If a woman in a small U.S. town such as Lubbock, Texas wants to have an abortion, she’ll need to travel 308 miles to Fort Worth to have it done, because that’s where the nearest clinic is located. This will force her to take time off from work, pay for travel, and likely arrange childcare to get there. But, what if she could video chat with a doctor, pick up a prescription from her regular pharmacy, and manage her own abortion with on-call medical support – a telemedicine abortion?
Wired discusses how telemedicine could fill the gaps in abortion care in the U.S.
Although similar services are being offered in a handful of US states, they still involve physical visits to an office.
The first US telemedicine abortion program began ten years ago, in Iowa. Four Planned Parenthood clinics used telemedicine to perform 8,765 abortions between 2008 and 2015. All of them followed the same protocol: A patient would enter the clinic for an appointment, including an ultrasound, and a doctor would review her report and medical history – remotely. After talking to the patient via videoconference, the doctor would enter a password which would unlock a drawer in front of the patient. Inside, there were 2 pills: The first, mifepristone, the patient took with the doctor still watching; the second, misoprostol, she took at home. Within two weeks, the patient returned to the clinic for a follow-up to ensure the abortion was complete.
A study on nearly 20,000 patients from the Iowa program showed that telemedicine abortion was just as safe and effective as meeting with a doctor face to face.
In a sense, telemedicine abortion is simply the safe, regulated version of the internet’s existing medication black market. “Many folks are going online and figuring out how to do abortions on their own,” says Leah Coplon, program director at Maine Family Planning.
A 2017 Gynuity Health Projects study showed that buyers in four states were able to purchase abortion pills online without a prescription. A recent study published in the journal Perspectives on Sexual and Reproductive Health found that while obstacles to clinic access were a common reason people sought medications for abortion online, some respondents said they explicitly preferred doing their own abortions at home.

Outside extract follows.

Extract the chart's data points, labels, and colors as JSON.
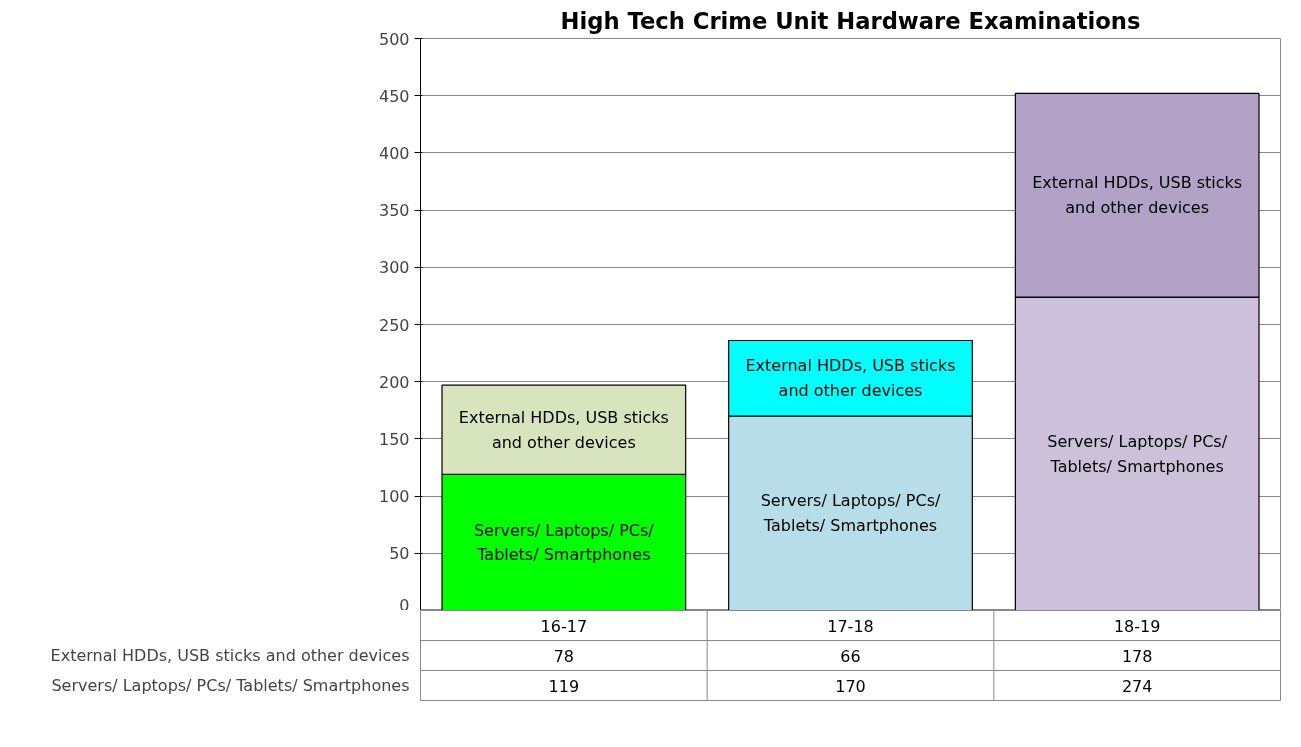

But the sites that sell the pills do not usually provide reliable information on how to take them safely and effectively. “[Telemedicine abortion] is the way that we can offer it to them that’s legal, safe, and supportive,” says Coplon. “They can reach nurses or doctors at any time if they need support.”
Patients in rural areas would be especially benefitted by telemedicine abortions. But, that does not mean they’ll solve all the problems with abortion access: Medication abortion is only FDA-approved up 10 weeks gestation, and some candidates for the procedure still prefer an in-clinic abortion.
“Some people, due to the barriers they face in getting to the clinic, can only make it in once, and they need to walk out knowing they’re not pregnant,” says Coplon.
Without the restrictions, the process could be even more self-determined. The process is working in other parts of the world. Ushma Upadhyay, associate professor at University of California San Francisco and a researcher with UCSF’s Advancing New Standards in Reproductive Health program, notes that in Ireland, a recent study showed that a telemedicine model requiring no clinic visits was safe and effective.
Coplon said for many patients, the ability to choose when and where to have their abortion would be a great change. “I think we need to look into anything that increases access by meeting people where they are—literally,” he said.